Mouth sores (or “angular cheilitis”) is found at the corners of the mouth on the lips.
It can exist caused by several common things
Cold sore/fever blister
Vitamin or iron
Wrong poorly fitting
Fungal infection (thrush)
If you haveown had cold sores/fever blisters in the past, you likely knoexperience when you are going to get another one.
These sores normally happen in the same position each time they pop up.
It takes 7 to 14 days to go forth.
They can be caused by a type of herpes virus or by tooth deprivation.
The jaws are collapsed and the folds of skin at the corners of the mouth lot upward, resulting in mouth sores.
Often these sores will come along when you have been sick or run down, or you may get them after you have been out in the sun or have suntan.
Ointments and creams are available without a prescription drug.
They decrease the severeness of the sore and numbers of days it takes to go away.

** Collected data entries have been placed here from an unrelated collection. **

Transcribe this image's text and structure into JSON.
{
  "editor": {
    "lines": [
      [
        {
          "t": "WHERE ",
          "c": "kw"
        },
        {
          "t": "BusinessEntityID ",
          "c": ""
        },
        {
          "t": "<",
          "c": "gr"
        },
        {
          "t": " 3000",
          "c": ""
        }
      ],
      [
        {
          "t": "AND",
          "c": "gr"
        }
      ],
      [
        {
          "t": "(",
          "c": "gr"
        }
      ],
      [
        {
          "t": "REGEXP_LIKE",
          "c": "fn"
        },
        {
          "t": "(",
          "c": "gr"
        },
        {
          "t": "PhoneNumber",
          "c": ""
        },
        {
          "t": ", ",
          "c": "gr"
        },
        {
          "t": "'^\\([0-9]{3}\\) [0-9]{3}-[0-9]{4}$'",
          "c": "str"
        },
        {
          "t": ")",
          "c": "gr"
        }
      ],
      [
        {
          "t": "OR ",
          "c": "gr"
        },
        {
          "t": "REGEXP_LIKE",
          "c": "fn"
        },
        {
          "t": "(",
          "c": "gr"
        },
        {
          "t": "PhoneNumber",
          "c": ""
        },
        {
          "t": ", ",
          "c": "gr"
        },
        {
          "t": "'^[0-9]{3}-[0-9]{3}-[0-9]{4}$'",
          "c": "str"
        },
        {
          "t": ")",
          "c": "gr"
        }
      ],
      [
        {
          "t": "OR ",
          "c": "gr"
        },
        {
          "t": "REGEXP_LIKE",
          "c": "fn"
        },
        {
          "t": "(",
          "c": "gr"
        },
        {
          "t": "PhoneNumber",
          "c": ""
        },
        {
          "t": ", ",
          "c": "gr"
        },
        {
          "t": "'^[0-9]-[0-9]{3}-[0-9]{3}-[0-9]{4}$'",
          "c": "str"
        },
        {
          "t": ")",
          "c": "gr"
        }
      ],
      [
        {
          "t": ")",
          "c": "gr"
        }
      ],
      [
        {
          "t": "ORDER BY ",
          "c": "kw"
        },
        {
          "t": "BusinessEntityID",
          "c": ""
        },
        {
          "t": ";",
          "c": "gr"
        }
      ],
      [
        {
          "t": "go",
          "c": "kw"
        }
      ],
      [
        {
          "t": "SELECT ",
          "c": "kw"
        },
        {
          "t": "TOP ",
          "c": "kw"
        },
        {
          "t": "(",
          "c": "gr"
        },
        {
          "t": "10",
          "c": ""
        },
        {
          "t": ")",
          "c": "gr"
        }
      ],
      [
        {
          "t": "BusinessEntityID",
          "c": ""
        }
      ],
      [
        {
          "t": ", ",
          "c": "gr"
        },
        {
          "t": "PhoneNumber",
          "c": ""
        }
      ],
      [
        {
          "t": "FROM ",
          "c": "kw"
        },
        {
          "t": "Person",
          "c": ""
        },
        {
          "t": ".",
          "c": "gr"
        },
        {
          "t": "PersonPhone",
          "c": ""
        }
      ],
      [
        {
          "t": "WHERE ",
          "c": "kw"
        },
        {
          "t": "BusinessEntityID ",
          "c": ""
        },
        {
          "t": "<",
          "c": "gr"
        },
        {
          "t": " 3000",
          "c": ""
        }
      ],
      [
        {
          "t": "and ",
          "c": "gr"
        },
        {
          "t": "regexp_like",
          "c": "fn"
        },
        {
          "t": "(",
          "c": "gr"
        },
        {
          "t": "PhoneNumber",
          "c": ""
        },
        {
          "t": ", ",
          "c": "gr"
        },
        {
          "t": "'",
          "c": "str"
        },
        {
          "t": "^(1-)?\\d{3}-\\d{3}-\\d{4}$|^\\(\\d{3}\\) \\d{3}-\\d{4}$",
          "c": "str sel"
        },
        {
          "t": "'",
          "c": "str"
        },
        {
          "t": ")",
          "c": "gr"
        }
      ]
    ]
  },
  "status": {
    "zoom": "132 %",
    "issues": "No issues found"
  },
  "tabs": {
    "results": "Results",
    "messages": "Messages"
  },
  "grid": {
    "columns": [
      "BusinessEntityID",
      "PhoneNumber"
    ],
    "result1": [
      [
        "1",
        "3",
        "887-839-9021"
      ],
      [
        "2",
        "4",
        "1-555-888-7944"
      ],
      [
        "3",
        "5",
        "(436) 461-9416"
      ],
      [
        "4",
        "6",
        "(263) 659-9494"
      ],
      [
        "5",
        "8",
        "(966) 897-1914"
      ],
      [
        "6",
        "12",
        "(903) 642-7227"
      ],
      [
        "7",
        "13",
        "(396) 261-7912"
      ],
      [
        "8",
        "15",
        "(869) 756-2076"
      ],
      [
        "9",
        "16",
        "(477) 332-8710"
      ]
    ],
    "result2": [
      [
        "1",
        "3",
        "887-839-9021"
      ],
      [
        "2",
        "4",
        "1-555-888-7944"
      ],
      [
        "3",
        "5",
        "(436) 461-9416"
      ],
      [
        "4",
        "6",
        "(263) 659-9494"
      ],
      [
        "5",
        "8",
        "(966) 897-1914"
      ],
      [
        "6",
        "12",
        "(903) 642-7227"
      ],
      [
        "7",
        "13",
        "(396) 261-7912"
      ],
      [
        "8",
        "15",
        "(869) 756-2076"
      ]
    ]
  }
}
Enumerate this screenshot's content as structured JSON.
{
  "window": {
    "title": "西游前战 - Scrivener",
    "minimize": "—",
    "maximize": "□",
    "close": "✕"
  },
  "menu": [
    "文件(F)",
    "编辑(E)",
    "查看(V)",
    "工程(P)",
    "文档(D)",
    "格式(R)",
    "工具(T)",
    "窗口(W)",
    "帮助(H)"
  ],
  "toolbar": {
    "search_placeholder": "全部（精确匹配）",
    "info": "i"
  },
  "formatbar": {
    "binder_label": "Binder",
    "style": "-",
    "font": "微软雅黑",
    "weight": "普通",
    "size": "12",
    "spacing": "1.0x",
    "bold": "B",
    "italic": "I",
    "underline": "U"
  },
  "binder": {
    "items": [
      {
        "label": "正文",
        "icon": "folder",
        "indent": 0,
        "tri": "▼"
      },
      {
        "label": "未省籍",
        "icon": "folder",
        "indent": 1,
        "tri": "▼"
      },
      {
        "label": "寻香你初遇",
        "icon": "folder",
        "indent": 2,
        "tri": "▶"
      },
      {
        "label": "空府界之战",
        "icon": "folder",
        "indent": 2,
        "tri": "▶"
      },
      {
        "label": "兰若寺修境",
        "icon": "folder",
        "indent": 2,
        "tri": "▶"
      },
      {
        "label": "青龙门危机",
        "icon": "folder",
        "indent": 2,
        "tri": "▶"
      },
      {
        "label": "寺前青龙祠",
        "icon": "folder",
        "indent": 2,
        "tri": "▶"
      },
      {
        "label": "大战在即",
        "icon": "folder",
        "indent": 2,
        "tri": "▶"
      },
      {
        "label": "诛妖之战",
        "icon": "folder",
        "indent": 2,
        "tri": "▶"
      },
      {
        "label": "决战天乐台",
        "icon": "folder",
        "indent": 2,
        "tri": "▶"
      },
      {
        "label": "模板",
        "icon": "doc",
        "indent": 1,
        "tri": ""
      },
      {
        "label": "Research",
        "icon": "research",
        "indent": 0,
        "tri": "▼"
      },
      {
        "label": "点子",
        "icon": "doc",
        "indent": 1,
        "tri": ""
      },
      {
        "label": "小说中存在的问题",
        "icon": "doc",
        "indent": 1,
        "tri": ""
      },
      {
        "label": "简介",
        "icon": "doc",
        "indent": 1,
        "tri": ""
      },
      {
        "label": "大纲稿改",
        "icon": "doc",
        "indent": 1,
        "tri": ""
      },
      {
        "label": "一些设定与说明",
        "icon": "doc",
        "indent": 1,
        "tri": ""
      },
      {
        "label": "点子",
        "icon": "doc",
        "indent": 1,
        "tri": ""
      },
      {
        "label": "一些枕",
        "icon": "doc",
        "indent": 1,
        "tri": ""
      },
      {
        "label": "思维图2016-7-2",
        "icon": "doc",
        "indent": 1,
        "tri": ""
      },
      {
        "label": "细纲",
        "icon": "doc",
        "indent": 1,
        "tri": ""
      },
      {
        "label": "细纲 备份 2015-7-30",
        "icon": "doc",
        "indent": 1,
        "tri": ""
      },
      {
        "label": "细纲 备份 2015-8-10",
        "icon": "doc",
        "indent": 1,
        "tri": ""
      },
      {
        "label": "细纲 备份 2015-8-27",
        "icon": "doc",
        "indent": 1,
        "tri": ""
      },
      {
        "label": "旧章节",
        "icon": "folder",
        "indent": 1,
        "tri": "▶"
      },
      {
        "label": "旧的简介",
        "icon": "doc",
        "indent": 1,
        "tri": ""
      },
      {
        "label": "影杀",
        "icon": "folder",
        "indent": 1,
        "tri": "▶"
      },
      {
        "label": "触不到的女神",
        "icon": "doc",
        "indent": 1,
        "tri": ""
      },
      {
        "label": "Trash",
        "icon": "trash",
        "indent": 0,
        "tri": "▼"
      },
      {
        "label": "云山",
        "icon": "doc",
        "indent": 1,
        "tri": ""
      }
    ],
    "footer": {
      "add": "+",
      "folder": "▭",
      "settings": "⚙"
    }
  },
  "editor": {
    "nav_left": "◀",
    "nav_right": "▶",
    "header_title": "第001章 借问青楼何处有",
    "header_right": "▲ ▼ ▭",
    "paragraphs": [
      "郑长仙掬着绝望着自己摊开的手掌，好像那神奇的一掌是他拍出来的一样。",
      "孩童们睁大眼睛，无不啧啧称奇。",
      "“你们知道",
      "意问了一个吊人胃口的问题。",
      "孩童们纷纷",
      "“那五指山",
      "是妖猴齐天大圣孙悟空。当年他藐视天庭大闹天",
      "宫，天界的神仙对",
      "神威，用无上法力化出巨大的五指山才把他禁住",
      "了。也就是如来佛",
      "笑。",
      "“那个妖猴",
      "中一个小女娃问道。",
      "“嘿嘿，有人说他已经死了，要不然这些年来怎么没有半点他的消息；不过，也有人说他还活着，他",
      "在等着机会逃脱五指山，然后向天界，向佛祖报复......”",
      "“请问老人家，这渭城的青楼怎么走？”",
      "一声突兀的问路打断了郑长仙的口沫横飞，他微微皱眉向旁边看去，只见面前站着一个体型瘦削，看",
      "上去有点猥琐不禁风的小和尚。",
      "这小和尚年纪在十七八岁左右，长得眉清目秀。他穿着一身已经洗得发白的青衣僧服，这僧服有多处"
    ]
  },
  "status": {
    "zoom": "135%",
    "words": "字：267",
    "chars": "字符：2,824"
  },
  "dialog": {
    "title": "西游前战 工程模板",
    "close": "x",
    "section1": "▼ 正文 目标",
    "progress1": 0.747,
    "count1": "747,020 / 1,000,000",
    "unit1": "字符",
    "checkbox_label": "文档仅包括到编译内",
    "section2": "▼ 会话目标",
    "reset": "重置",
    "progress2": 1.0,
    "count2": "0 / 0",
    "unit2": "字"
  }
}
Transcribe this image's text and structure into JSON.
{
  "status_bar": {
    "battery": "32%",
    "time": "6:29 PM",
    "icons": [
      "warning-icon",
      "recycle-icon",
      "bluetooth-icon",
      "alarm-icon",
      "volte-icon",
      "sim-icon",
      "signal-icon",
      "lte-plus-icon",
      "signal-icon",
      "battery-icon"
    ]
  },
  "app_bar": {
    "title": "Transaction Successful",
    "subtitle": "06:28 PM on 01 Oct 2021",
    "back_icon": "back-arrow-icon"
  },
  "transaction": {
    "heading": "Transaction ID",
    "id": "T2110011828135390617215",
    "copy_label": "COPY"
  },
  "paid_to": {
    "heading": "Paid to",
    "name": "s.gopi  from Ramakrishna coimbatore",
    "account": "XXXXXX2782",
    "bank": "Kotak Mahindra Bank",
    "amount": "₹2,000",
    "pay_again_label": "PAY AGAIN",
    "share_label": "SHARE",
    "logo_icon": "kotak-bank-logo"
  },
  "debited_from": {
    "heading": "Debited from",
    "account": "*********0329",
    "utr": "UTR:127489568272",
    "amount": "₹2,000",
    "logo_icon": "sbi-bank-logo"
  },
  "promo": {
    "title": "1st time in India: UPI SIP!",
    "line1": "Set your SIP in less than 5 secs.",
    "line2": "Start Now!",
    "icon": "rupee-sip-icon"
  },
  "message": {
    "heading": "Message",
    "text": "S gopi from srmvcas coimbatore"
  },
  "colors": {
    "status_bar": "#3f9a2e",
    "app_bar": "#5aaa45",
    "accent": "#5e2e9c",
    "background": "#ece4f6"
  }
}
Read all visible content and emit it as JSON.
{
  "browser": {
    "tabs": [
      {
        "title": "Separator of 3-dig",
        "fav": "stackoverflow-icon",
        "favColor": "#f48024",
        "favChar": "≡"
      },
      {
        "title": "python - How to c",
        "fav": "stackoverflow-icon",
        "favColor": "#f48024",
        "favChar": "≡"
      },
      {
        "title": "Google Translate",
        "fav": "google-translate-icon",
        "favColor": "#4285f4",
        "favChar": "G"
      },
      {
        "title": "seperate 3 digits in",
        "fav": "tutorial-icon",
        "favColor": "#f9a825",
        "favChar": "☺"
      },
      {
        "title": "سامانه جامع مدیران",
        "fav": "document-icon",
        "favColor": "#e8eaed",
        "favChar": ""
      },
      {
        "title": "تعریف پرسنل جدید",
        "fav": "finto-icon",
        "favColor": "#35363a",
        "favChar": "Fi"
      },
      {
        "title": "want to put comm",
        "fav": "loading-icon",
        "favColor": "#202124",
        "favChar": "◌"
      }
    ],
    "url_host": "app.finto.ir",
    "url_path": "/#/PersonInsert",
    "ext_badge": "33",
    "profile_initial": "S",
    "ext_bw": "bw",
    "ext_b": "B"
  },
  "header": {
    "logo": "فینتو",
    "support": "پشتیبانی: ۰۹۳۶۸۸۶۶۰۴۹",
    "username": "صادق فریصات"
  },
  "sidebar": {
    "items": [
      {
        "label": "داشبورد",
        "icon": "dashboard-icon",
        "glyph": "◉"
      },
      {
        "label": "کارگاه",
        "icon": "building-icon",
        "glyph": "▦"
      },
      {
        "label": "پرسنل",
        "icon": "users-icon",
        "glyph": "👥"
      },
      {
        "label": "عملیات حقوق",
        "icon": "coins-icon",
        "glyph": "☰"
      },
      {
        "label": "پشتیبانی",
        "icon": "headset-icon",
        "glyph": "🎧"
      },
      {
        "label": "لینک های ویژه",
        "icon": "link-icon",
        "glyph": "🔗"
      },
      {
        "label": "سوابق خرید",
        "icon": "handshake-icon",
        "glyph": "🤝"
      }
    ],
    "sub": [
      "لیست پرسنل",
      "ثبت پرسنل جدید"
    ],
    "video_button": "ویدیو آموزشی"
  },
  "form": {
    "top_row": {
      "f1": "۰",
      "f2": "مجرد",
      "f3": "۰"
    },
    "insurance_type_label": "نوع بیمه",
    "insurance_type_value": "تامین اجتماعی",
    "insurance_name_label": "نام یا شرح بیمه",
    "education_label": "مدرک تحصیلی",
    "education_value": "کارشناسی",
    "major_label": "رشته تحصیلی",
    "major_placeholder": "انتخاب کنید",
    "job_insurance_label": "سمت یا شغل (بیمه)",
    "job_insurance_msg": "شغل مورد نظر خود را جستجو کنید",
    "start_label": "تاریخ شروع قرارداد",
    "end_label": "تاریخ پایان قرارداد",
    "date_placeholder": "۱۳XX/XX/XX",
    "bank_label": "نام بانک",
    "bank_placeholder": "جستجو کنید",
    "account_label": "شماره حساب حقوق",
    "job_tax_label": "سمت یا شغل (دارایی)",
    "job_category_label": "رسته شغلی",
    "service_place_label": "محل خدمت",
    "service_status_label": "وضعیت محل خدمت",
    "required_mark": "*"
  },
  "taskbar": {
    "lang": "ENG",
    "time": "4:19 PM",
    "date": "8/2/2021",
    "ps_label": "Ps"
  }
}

If you have many outbreaks,make a dentist or doctor for a prescription for a stronger cream.
Use at the first sign of an irruption.
Make sure you use a cotton swab or rubber/latex gloves when putting the cream on the sore.
Do not touch the sore with your hands.
The virus can be spreaddisseminate to other people and to other parts of your body including your eyes.
Vitamin or iron inadequacy:
Mouth sores, also result of a low level of vitamin B or iron in your body.
Many older adults do not pay attention to how many vitamins, minerals and other nutrients are in their diets.
Watch what you eat up.
After a certain age, many people find it is easy to gain weight.
To offset this, we eat less.
The problem is, we still require the same amount of vitamins, minerals and nutrients, but not as many calories as when we were younger.
This makes food choice important.
We need to eat foods that have more nutrients and less “empty” calories.
Your doctor or dentist may suggest you take a daily vitamin supplement to help you keep a good level of vitamins in your body.
Poorly fitted dentures:
Dentures that have worn down over the years and do not fit precisely may cause angular cheilitis.
Worn dentures make your mouth to close more than it did when the dentures were new.
This causes the skin at the corners of your mouth to fold over or convergence.
When this happens, the area in the fold of skin stays warm and moist and can be a perfect place for a fungal infection or thrush to formulate.
Antifungal creams and ointments treat thrust, but it will come back again if the dentures are not fixed or replaced and the overlapping skin remains.